Фасадное окно станции Аркадяна периодически покрывалось полудюжиной личных отметок членов одной и той же банды, некоторые повторялись дважды и трижды. Буквами высотой десять сантиметров они также выгравировали: КРОВАВАЯ БАНЯ БЛИЗКО.
Эти антиобщественные акции часто напоминали Джеку события в нацистской Германии, о которых он когда-то читал: еще до начала войны головорезы-психопаты однажды целую ночь, позднее ее назвали Хрустальной,[4] бродили по улицам, пачкая стены словами, полными ненависти, и били стекла в окнах домов и лавочек евреев, до тех пор, пока улицы не заблестели так, словно они были вымощены хрусталем. Иногда ему казалось, что те варвары, о которых рассуждал Аркадян, были новыми фашистами, с обоих краев нынешнего политического спектра, ненавидящими не только евреев, но и всех, кто заинтересован в социальном порядке и культуре. Их вандализм был замедленной «Хрустальной ночью», растянувшейся на годы, а не часы.
— Следующее окно еще хуже, — сказал Аркадян, уводя их за угол к северной стороне станции.
Эта стена конторы была украшена другим огромным стеклом, на котором, в дополнение к символике банды, печатными буквами было выведено: АРМЯНСКИЙ УРОД.
Даже вид этого расового оскорбления не смог снова разжечь гнев Хассама Аркадяна. Он печально поглядел на обидные слова и произнес:
— Всегда пытался относиться к людям хорошо. Я не совершенен и не без греха. А кто без греха? Но я делал все, что мог, чтобы быть хорошим человеком, справедливым, честным — и теперь вот это.
— Это вас вряд ли утешит, — ответил Лютер, — но если бы все зависело от меня, то тогда закон позволял бы взять тех подонков, которые все это сделали, и написать прямо у них на лбу второе слово этой надписи. — УРОД. Вытравить это на их шкуре кислотой так же, как они сделали с вашим окном. Заставить их походить с этим пару лет и посмотреть, насколько исправились их мозги, прежде чем предложить им пластическую операцию.
— Вы думаете, что сможете найти тех, кто это сделал? — спросил Аркадян, хотя был совершенно уверен в ответе.

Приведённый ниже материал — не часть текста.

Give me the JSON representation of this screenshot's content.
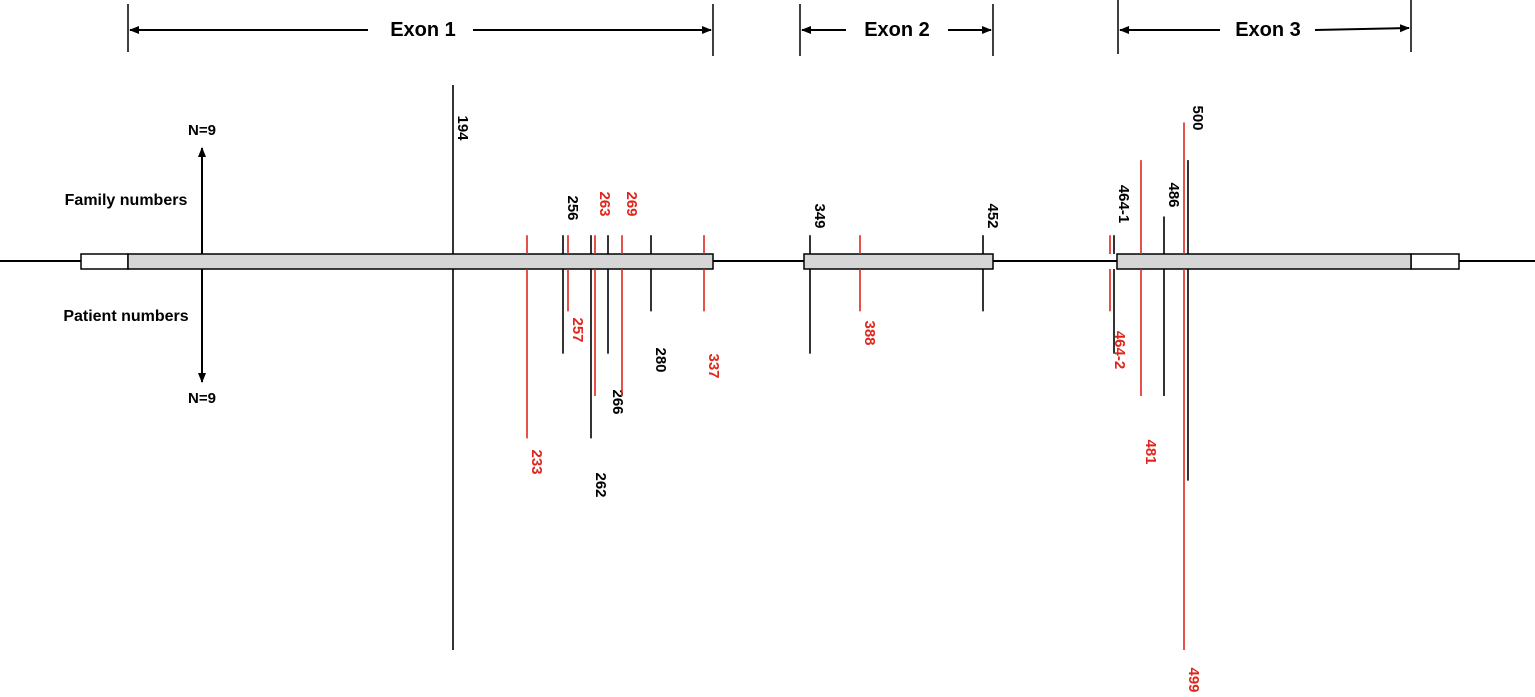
{
  "colors": {
    "black": "#000000",
    "red": "#e0261c",
    "exon_fill": "#d6d6d6",
    "utr_fill": "#ffffff"
  },
  "exon_headers": [
    {
      "label": "Exon 1"
    },
    {
      "label": "Exon 2"
    },
    {
      "label": "Exon 3"
    }
  ],
  "axis": {
    "family_label": "Family numbers",
    "patient_label": "Patient numbers",
    "top_n": "N=9",
    "bottom_n": "N=9"
  },
  "mutations": [
    {
      "label": "194",
      "color": "black",
      "family": 9,
      "patients": 9
    },
    {
      "label": "233",
      "color": "red",
      "family": 1,
      "patients": 4
    },
    {
      "label": "256",
      "color": "black",
      "family": 1,
      "patients": 2
    },
    {
      "label": "257",
      "color": "red",
      "family": 1,
      "patients": 1
    },
    {
      "label": "262",
      "color": "black",
      "family": 1,
      "patients": 4
    },
    {
      "label": "263",
      "color": "red",
      "family": 1,
      "patients": 3
    },
    {
      "label": "266",
      "color": "black",
      "family": 1,
      "patients": 2
    },
    {
      "label": "269",
      "color": "red",
      "family": 1,
      "patients": 3
    },
    {
      "label": "280",
      "color": "black",
      "family": 1,
      "patients": 1
    },
    {
      "label": "337",
      "color": "red",
      "family": 1,
      "patients": 1
    },
    {
      "label": "349",
      "color": "black",
      "family": 1,
      "patients": 2
    },
    {
      "label": "388",
      "color": "red",
      "family": 1,
      "patients": 1
    },
    {
      "label": "452",
      "color": "black",
      "family": 1,
      "patients": 1
    },
    {
      "label": "464-1",
      "color": "black",
      "family": 1,
      "patients": 2
    },
    {
      "label": "464-2",
      "color": "red",
      "family": 1,
      "patients": 1
    },
    {
      "label": "481",
      "color": "red",
      "family": 5,
      "patients": 3
    },
    {
      "label": "486",
      "color": "black",
      "family": 2,
      "patients": 3
    },
    {
      "label": "499",
      "color": "red",
      "family": 7,
      "patients": 9
    },
    {
      "label": "500",
      "color": "black",
      "family": 5,
      "patients": 5
    }
  ]
}
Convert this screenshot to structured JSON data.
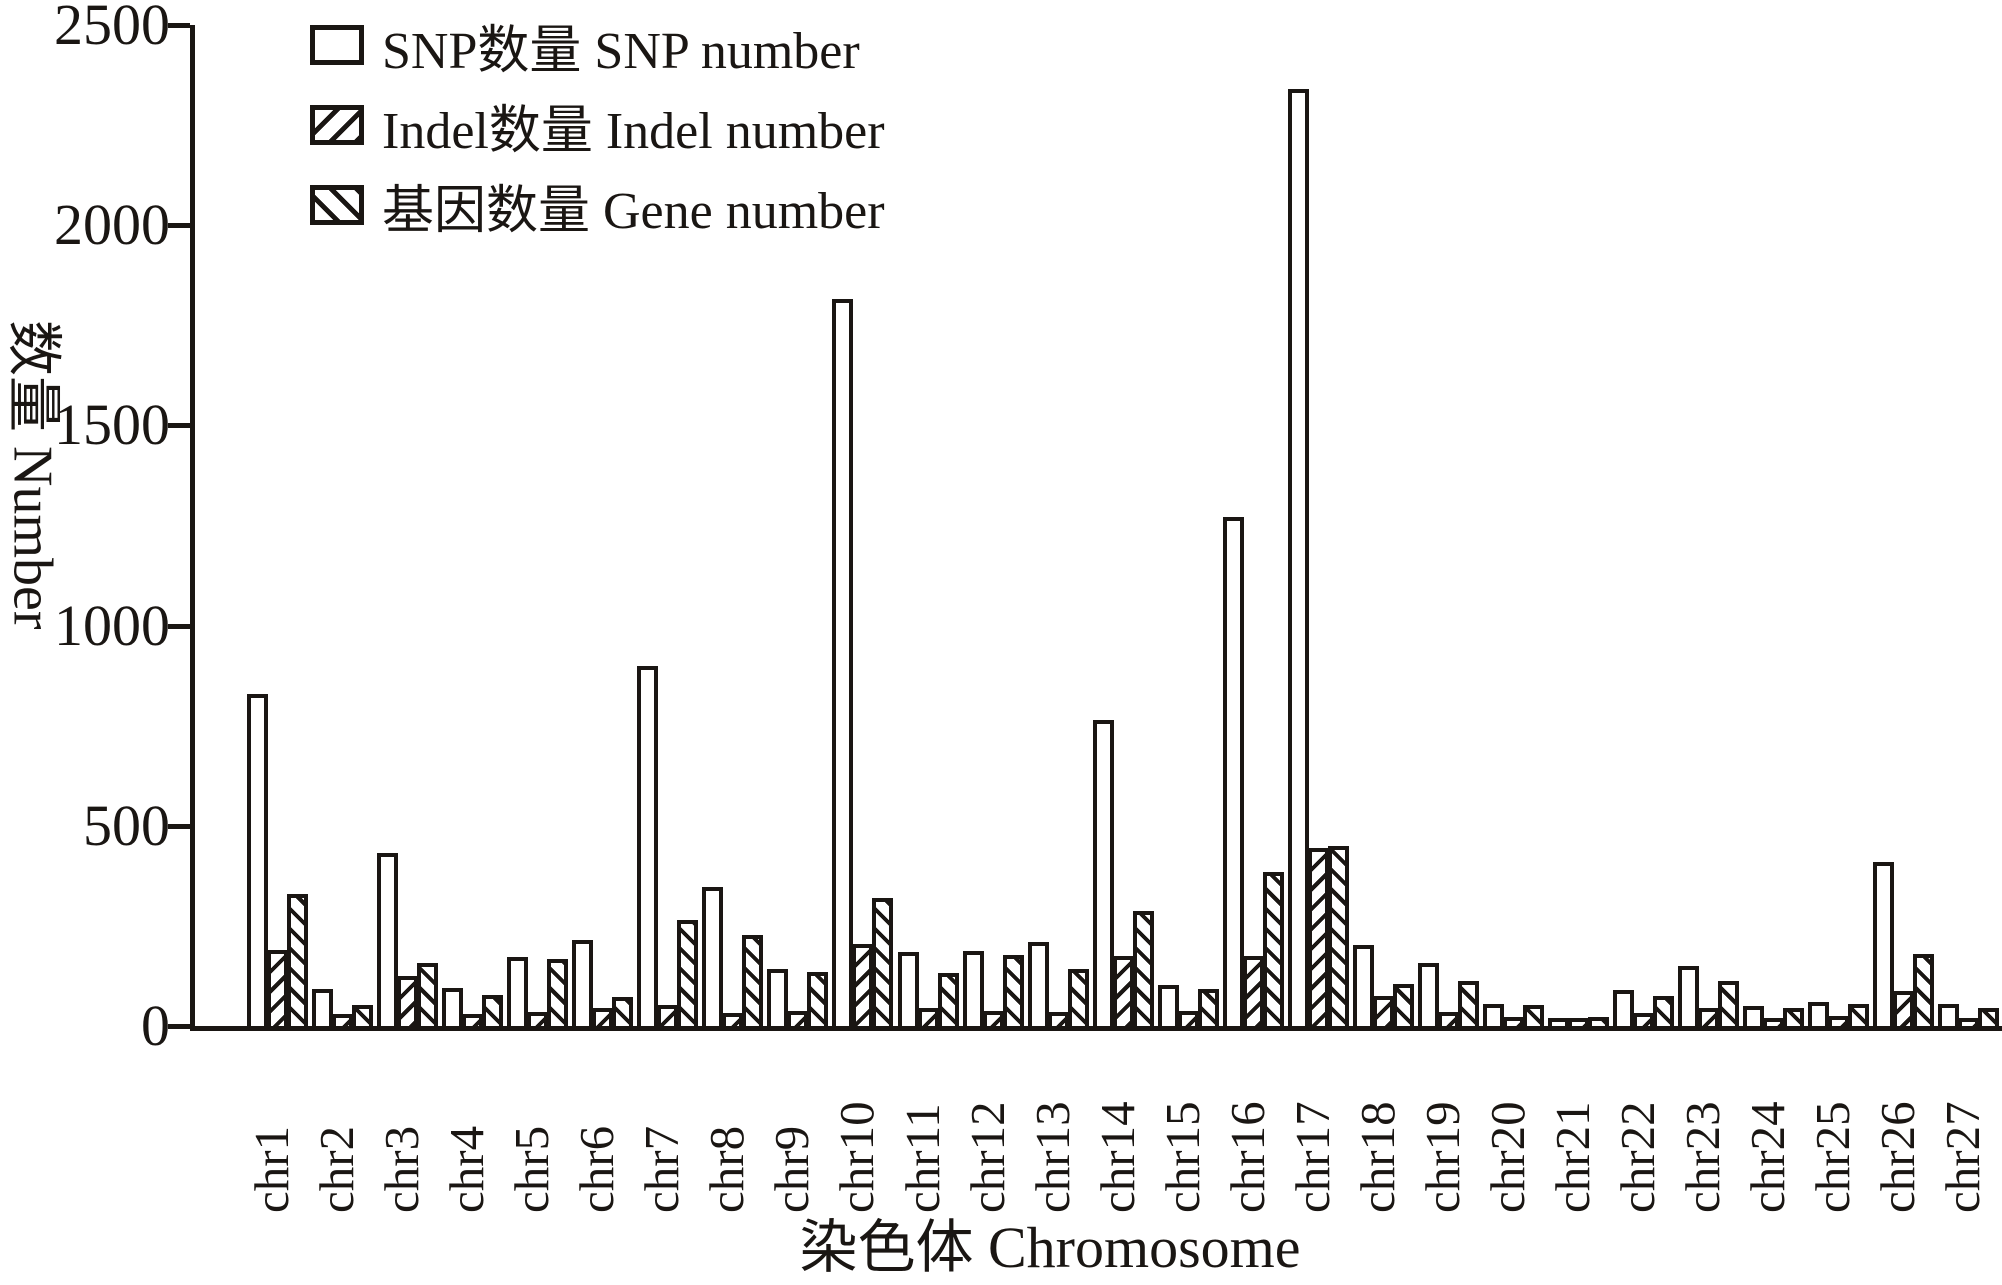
{
  "chart_data": {
    "type": "bar",
    "title": "",
    "xlabel": "染色体 Chromosome",
    "ylabel": "数量 Number",
    "ylim": [
      0,
      2500
    ],
    "yticks": [
      0,
      500,
      1000,
      1500,
      2000,
      2500
    ],
    "grid": false,
    "legend_position": "upper-left",
    "background_color": "#ffffff",
    "line_color": "#1a1613",
    "bar_fill": "#ffffff",
    "categories": [
      "chr1",
      "chr2",
      "chr3",
      "chr4",
      "chr5",
      "chr6",
      "chr7",
      "chr8",
      "chr9",
      "chr10",
      "chr11",
      "chr12",
      "chr13",
      "chr14",
      "chr15",
      "chr16",
      "chr17",
      "chr18",
      "chr19",
      "chr20",
      "chr21",
      "chr22",
      "chr23",
      "chr24",
      "chr25",
      "chr26",
      "chr27"
    ],
    "series": [
      {
        "name": "SNP数量 SNP number",
        "hatch": "none",
        "values": [
          830,
          92,
          432,
          95,
          172,
          215,
          900,
          348,
          142,
          1815,
          186,
          187,
          210,
          763,
          102,
          1270,
          2340,
          202,
          158,
          55,
          18,
          90,
          150,
          50,
          60,
          410,
          55
        ]
      },
      {
        "name": "Indel数量 Indel number",
        "hatch": "/",
        "values": [
          190,
          30,
          125,
          30,
          35,
          45,
          52,
          32,
          37,
          205,
          45,
          38,
          35,
          175,
          37,
          175,
          445,
          75,
          35,
          22,
          12,
          32,
          45,
          20,
          25,
          87,
          20
        ]
      },
      {
        "name": "基因数量 Gene number",
        "hatch": "\\",
        "values": [
          330,
          52,
          158,
          77,
          168,
          72,
          265,
          227,
          136,
          320,
          133,
          178,
          142,
          287,
          92,
          385,
          450,
          106,
          112,
          53,
          22,
          75,
          112,
          45,
          55,
          180,
          45
        ]
      }
    ]
  }
}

Лютер покачал головой, а Джек сказал:
— Невозможно. Мы, конечно, составим рапорт, но у нас не хватит людей, чтобы разбираться с таким мелким преступлением. Лучшее, что вы можете сделать, — это установить металлические раскатывающиеся шторы в тот же день, когда поменяете стекла, чтобы на ночь они все закрывали.
— Иначе придется ставить новые стекла каждую неделю, — добавил Лютер, — и очень скоро ваша страховая компания откажется от вас.
— Они уже не страхуют меня от вандализма, один иск удовлетворили и все, — сказал Хассам Аркадян. — Единственное, от чего меня еще страхуют, — это землетрясение, потоп и пожар. И от пожара только в том случае, если он начался не во время беспорядков.
Они постояли в молчании, глядя на окно, размышляя о своем бессилии.
Поднялся холодный мартовский ветер. Зашелестели королевские пальмы, оттуда, где стебли больших листьев соединялись со стволами, доносились тихие скрипучие звуки.
— Что ж, — наконец сказал Джек, — могло быть хуже, мистер Аркадян. Я имею в виду, что вы, по крайней мере, живете на Западной стороне, в довольно хорошей части города.
— Да, и разве это не разбивает вам сердце, — сказал Аркадян, — в хорошем районе такое творится.
Джеку даже думать об этом не хотелось.
Лютер начал было говорить, но был прерван громким треском и воплем гнева, донесшимися со стороны фасада. Они все трое поспешили за угол.